Odeneho Ababio II made the appeal at a national  dissemination workshop on findings on the practice of “Trokosi” in Accra.
The Parliament of Ghana in 1998 enacted the Children’s Act 1998, Act 560/LI 1705 and the Criminal Code Amendment Act 1998 Act 554 (CCAA) to make ritual servitude a criminal offence.
But after 10 years, the practice still persists in some parts of the country.
An estimated 278 women remain subjects directly under the “Trokosi” system in  the practising communities, about 53 per cent of whom are still kept in captivity in the Ketu District where most of the shrines are located.
The North Tongu District accounts for 20.5 per cent, with the South Tongu, Akatsi and the Dangme West and East districts recording smaller figures.
“Trokosi” is a traditional practice where young virgin girls are confined to shrines as reparation to deities for wrongs purported to have been committed by a member of the victim’s family.
Odeneho Ababio described its practise as an abuse of human rights and called on concerned citizens to rise up against it.
Prof. Sosthenes K. Kufogbe, a senior lecturer at the Department of Geography and Resource Development of the University of Ghana, who presented his research findings, said the offences for incarceration ranged from trivial issues such as stealing tubers of cassava and the use of abusive language to more grievous ones like murder.
He said the CCAA needed to be reviewed to prevent child rights violations, adding that its promulgation pushed the practice of Trokosi underground.
Prof. Kufogbe said the concept of Trokosi had not changed within the practising communities.
As a result, he said “it is difficult for some sections of the society to see it as a human rights violation, since they see it as a quick way of maintaining social justice in comparison to the formal judicial system”.

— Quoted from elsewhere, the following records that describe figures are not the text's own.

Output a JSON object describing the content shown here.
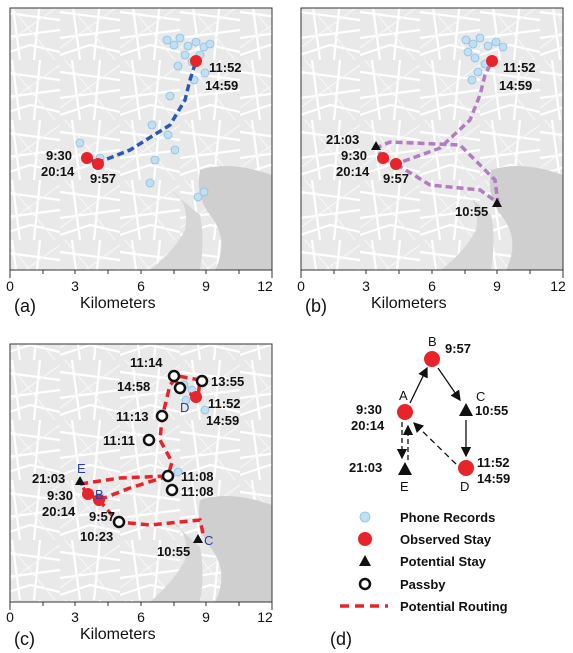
{
  "panels": {
    "a": {
      "tag": "(a)",
      "xlabel": "Kilometers",
      "ticks": [
        "0",
        "3",
        "6",
        "9",
        "12"
      ],
      "labels": [
        "11:52",
        "14:59",
        "9:30",
        "20:14",
        "9:57"
      ]
    },
    "b": {
      "tag": "(b)",
      "xlabel": "Kilometers",
      "ticks": [
        "0",
        "3",
        "6",
        "9",
        "12"
      ],
      "labels": [
        "11:52",
        "14:59",
        "21:03",
        "9:30",
        "20:14",
        "9:57",
        "10:55"
      ]
    },
    "c": {
      "tag": "(c)",
      "xlabel": "Kilometers",
      "ticks": [
        "0",
        "3",
        "6",
        "9",
        "12"
      ],
      "labels": [
        "11:14",
        "13:55",
        "14:58",
        "11:52",
        "14:59",
        "11:13",
        "11:11",
        "21:03",
        "11:08",
        "11:08",
        "9:30",
        "20:14",
        "9:57",
        "10:23",
        "10:55"
      ],
      "letters": [
        "E",
        "D",
        "B",
        "C"
      ]
    },
    "d": {
      "tag": "(d)",
      "nodes": {
        "A": {
          "letter": "A",
          "time1": "9:30",
          "time2": "20:14"
        },
        "B": {
          "letter": "B",
          "time1": "9:57"
        },
        "C": {
          "letter": "C",
          "time1": "10:55"
        },
        "D": {
          "letter": "D",
          "time1": "11:52",
          "time2": "14:59"
        },
        "E": {
          "letter": "E",
          "time1": "21:03"
        }
      }
    }
  },
  "legend": {
    "items": [
      "Phone Records",
      "Observed Stay",
      "Potential Stay",
      "Passby",
      "Potential Routing"
    ]
  },
  "colors": {
    "observed_stay": "#e8232a",
    "phone_record": "#bfe0f4",
    "route_a": "#2a58b5",
    "route_b": "#b57bc2",
    "route_c": "#e8232a",
    "map_bg": "#e9e9e9"
  }
}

The acting Commissioner for Human Rights and Administrative Justice, Ms Anna Bossman, in a speech read on her behalf said the practice was a barrier to the attainment of the dreams of its victims and that they were reduced to labourers in the practising communities.
She noted that children under such practices were inadequately catered for.
The Deputy Minister of Women and Children’s Affairs, Mr Daniel Dugan, noted that it was important to intensify the campaign to completely eradicate Trokosi from the Ghanaian society.
He said the government was doing all it could but added that the battle against cultural practices was not easy.
“When a society decides to protect wrongdoers, it becomes very difficult for the law to get at them,” he remarked.
Mr Dugan questioned the system where there was no law to protect whistleblowers from perpetrators of crime.
The workshop was attended by various participants including traditional leaders, officials of district assemblies and other stakeholders.